Notifications Applicable To Italy
Exchange Control Information. The Grantee is required to report in the Grantee’s annual tax return: (a) any transfers of cash to or from Italy exceeding €10,000 or the equivalent amount in U.S. dollars; (b) any foreign investments or investments held outside of Italy at the end of the calendar year exceeding €10,000 if such investments (including cash) may result in income taxable in Italy; and (c) the amount of the transfers to and from abroad during the calendar year which have had an impact on the Grantee’s foreign investments or investments held outside of Italy. Under certain circumstances, the Grantee may be exempt from the requirements under (a) above if the transfer or investment is made through an authorized broker resident in Italy.
Notifications Applicable To Singapore
Securities Law Information. The Plan is offered on a private basis in reliance on section 273(1)(f) of the Securities and Futures Act (“SFA”), under which it is exempt from the prospectus and registration requirements of the SFA. The Plan has not been lodged or registered as a prospectus with the Monetary Authority of Singapore.

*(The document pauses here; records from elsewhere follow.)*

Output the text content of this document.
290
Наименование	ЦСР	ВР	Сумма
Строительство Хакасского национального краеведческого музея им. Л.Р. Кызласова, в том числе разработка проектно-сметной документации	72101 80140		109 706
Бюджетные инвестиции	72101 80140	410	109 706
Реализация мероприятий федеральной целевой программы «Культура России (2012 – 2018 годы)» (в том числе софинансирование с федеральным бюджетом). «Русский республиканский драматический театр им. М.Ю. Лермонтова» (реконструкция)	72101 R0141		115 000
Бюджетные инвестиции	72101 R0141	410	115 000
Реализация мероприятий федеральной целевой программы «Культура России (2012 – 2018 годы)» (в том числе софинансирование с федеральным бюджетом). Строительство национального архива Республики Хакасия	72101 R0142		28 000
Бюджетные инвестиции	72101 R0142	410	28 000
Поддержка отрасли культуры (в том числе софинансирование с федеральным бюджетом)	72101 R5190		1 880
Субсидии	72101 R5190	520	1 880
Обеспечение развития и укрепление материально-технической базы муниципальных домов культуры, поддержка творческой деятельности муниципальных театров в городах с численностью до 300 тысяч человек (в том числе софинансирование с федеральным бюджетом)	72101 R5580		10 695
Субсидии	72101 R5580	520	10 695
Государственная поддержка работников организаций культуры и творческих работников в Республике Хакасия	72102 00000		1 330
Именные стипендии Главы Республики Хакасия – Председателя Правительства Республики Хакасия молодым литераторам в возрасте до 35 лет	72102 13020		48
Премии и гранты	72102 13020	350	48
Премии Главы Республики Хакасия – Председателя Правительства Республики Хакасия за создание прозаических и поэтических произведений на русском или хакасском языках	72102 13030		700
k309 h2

Terms And Conditions Applicable To The United Kingdom
Tax Loan. In the event that the Company or a Subsidiary is unable to withhold or collect any tax due within 90 days after an income tax charge and/or a charge to national insurance contributions arises, the Company, its employing Subsidiary and the Grantee hereby agree that the amount of the uncollected tax shall constitute a loan owed by the Grantee to the employing Subsidiary, effective on the 90th day after the date the income tax charge and/or a charge to national insurance contributions arises. The Grantee agrees that the loan will be immediately repayable and the Company or the employing Subsidiary may recover it at any time thereafter by any of the means referred to in the Agreement for the satisfaction of the Grantee’s tax obligations. Notwithstanding the terms of the Agreement to the contrary, this provision shall not be applicable to the Grantee if the Grantee is an executive officer of the Company for purposes of the U.S. Securities Exchange Act of 1934, as amended, and the rules and regulations promulgated thereunder.